Once the situation begins to calm, at least in some places, humanitarian relief has to begin flowing and journalists must be allowed in, in accordance with Kofi Annan’s plan. Even Assad may allow these moves. International relief efforts will lighten his financial burdens and foreign journalists may be more objective than the protester-sympathetic “stringers” who provide most of the on-the-ground coverage at present.

Only then will it be possible to begin the political dialogue Kofi Annan is to facilitate.

While the Security Council has not called explicitly for Assad’s removal, it has called for

a Syrian-led political transition leading to a democratic, plural political system…including through commencing a comprehensive political dialogue between the Syrian government and the whole spectrum of the Syrian opposition.

The implication is that Assad is to be eased out, more like Ali Abdullah Saleh in Yemen than Muammar Qaddafi in Libya.
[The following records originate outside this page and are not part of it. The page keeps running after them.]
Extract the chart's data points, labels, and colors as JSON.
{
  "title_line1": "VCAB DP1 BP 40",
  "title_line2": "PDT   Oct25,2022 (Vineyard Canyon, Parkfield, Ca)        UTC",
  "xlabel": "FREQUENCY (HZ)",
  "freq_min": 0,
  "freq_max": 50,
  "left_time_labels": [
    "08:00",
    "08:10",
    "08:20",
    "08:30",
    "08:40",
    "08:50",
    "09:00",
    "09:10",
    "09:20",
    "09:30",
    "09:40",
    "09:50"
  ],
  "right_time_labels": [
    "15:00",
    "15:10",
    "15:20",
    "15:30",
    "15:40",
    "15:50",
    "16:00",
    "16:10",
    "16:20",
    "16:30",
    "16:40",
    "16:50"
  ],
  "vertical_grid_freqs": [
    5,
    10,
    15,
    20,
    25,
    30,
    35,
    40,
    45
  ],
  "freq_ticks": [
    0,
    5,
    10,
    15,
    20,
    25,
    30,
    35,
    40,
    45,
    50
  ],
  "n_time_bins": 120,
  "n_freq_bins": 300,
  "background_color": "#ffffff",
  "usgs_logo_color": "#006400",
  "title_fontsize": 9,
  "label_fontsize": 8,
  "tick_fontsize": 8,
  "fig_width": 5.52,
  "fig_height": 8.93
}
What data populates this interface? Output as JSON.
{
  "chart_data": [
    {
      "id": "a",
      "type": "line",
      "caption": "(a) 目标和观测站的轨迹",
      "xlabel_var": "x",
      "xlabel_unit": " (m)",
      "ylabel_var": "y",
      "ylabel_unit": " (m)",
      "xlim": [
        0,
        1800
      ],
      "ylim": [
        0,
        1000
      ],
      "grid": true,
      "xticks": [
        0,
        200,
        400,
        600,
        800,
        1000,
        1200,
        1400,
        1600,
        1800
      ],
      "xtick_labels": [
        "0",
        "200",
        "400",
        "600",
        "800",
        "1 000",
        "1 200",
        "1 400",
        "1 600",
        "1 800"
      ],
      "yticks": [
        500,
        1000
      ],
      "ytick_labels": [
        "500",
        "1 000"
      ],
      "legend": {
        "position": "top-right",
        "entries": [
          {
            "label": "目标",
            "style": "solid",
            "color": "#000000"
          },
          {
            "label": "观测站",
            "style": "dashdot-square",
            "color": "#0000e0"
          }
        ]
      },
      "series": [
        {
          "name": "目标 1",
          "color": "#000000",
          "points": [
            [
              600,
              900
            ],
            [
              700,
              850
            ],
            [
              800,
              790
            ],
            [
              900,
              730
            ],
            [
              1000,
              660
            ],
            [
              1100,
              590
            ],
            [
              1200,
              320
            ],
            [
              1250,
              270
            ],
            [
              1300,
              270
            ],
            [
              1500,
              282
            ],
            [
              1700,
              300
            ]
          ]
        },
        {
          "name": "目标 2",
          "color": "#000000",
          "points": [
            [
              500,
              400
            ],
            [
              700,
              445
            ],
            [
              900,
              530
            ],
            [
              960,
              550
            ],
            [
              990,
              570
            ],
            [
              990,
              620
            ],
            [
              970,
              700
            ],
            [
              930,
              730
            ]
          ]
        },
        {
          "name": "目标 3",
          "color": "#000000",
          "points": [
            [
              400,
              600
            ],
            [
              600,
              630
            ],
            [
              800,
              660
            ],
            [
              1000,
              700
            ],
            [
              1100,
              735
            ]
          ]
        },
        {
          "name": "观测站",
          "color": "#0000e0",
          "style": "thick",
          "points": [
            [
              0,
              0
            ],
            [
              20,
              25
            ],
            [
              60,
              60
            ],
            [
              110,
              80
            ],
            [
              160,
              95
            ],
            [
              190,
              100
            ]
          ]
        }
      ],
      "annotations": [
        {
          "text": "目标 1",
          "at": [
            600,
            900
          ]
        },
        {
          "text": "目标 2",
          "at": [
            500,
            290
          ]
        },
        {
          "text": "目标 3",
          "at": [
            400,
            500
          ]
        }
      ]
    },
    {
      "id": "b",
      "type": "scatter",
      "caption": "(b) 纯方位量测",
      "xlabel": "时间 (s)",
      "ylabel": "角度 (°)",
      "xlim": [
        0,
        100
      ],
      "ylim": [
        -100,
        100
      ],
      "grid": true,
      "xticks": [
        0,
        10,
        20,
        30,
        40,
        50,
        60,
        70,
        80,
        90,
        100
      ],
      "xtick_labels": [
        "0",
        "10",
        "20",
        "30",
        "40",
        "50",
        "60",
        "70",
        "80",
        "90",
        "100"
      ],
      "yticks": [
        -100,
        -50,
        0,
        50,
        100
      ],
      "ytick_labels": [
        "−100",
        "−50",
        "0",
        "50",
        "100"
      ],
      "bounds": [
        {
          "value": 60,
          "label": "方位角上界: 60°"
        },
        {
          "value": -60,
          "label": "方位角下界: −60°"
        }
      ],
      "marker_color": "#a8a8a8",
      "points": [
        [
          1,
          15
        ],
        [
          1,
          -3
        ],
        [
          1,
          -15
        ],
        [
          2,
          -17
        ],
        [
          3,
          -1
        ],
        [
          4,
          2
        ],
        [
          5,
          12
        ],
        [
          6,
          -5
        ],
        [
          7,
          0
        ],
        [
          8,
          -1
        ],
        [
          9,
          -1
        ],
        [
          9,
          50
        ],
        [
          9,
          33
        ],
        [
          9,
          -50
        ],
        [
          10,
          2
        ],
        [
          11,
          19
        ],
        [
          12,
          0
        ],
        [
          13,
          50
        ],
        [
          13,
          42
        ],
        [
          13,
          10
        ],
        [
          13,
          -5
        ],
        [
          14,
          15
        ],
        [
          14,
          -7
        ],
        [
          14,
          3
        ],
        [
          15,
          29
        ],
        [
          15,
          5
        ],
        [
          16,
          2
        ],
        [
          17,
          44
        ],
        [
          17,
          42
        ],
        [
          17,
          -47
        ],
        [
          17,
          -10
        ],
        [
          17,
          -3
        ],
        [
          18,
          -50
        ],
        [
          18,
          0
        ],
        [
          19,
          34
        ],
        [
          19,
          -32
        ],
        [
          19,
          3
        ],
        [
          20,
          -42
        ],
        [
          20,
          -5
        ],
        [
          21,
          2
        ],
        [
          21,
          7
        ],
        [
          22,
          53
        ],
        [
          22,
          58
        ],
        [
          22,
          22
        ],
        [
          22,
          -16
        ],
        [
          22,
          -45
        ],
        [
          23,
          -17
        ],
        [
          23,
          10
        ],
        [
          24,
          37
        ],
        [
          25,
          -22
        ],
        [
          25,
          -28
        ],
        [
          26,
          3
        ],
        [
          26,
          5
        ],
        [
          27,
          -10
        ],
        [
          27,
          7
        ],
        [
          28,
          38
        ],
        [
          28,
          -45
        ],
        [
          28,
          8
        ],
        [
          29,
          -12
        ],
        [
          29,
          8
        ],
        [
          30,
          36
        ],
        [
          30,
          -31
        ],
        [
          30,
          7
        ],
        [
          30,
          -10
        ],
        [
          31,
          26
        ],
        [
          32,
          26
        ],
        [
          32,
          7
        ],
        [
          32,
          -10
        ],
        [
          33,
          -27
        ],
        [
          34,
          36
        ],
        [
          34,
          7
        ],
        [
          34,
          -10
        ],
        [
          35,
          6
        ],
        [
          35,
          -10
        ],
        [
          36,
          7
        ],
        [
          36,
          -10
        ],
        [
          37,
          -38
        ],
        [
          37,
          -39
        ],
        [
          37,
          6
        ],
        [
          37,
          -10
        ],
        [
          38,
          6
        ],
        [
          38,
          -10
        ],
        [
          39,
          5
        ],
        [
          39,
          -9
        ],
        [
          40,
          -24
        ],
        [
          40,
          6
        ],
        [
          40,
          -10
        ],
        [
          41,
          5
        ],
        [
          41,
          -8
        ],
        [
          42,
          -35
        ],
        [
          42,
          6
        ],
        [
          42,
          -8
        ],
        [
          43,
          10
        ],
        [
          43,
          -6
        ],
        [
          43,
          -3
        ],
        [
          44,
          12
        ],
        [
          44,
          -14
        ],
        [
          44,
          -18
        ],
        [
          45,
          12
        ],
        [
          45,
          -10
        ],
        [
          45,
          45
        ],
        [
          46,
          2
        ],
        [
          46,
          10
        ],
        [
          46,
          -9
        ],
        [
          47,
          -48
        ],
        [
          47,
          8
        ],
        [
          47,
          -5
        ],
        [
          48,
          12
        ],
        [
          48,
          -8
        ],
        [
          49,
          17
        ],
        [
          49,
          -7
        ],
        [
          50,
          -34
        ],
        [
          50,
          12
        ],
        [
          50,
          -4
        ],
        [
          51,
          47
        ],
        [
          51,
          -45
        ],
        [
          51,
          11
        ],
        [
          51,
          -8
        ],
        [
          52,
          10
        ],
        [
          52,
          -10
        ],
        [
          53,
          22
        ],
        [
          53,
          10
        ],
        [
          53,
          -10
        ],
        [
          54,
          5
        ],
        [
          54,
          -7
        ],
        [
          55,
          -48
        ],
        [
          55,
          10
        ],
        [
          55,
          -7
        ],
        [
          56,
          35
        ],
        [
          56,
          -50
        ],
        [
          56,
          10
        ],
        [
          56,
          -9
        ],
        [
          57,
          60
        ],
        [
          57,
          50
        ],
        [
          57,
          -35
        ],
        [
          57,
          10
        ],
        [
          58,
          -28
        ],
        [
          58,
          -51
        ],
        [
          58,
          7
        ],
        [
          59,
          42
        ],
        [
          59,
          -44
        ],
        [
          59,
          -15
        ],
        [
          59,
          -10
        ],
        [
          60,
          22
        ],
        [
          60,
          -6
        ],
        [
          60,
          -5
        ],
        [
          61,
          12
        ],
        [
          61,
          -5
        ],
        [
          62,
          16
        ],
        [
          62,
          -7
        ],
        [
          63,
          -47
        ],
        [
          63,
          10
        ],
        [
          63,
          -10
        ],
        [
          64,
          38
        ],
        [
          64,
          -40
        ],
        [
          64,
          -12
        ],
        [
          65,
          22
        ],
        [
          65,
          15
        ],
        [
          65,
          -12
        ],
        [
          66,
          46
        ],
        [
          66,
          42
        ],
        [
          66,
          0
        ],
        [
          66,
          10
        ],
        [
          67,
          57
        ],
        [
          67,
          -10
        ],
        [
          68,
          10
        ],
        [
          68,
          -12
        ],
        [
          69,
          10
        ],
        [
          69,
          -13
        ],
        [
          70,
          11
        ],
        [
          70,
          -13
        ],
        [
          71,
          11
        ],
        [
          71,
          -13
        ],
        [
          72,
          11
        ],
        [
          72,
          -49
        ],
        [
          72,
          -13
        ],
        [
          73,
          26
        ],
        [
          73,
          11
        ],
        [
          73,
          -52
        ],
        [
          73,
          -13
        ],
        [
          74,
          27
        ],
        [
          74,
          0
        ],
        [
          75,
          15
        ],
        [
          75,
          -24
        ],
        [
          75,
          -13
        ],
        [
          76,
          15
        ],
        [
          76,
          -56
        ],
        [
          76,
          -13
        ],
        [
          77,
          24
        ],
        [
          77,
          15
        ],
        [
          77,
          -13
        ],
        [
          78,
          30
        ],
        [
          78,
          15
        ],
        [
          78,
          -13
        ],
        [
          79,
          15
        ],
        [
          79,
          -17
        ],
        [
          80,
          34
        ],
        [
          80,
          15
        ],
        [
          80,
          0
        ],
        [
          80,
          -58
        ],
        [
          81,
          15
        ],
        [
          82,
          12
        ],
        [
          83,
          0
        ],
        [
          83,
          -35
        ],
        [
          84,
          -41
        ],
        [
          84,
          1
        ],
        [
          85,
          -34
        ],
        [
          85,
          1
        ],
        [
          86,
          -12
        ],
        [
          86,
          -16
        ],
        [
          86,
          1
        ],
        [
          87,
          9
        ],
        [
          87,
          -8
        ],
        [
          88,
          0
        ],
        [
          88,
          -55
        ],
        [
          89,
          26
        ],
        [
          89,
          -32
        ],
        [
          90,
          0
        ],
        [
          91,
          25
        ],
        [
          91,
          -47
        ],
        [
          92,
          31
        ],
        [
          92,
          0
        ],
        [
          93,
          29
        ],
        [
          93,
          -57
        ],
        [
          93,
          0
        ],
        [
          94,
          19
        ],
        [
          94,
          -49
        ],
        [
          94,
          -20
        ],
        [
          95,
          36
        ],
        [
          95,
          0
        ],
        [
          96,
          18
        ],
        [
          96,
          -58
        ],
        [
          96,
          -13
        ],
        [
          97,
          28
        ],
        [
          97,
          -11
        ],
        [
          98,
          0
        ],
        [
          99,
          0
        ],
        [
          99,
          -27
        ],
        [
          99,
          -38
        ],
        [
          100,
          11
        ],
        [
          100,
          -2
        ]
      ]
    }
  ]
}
The Americans, British and French will press hard for a democratic transition. Russia will resist, even if it signed on to the Security Council call.

One key factor in the political equation will be Iran. Syria, which is running out of money, depends heavily on Iran for financial, military and political support. Tehran won’t want to lose Assad, but if it looks as if he is about to go they will want to shift gears and try to put someone else in place who will continue the many decades of Syria’s alliance with Iran. Continued chaos, which is already flowing over Syria’s borders to Turkey, Jordan, Iraq and Lebanon, may be worse from Tehran’s perspective than a new man at the helm in Damascus.

Of course, we may never get to that point.

The UN observers and the other elements of the Annan plan may still fail.  But they haven’t failed yet, no matter what the press says.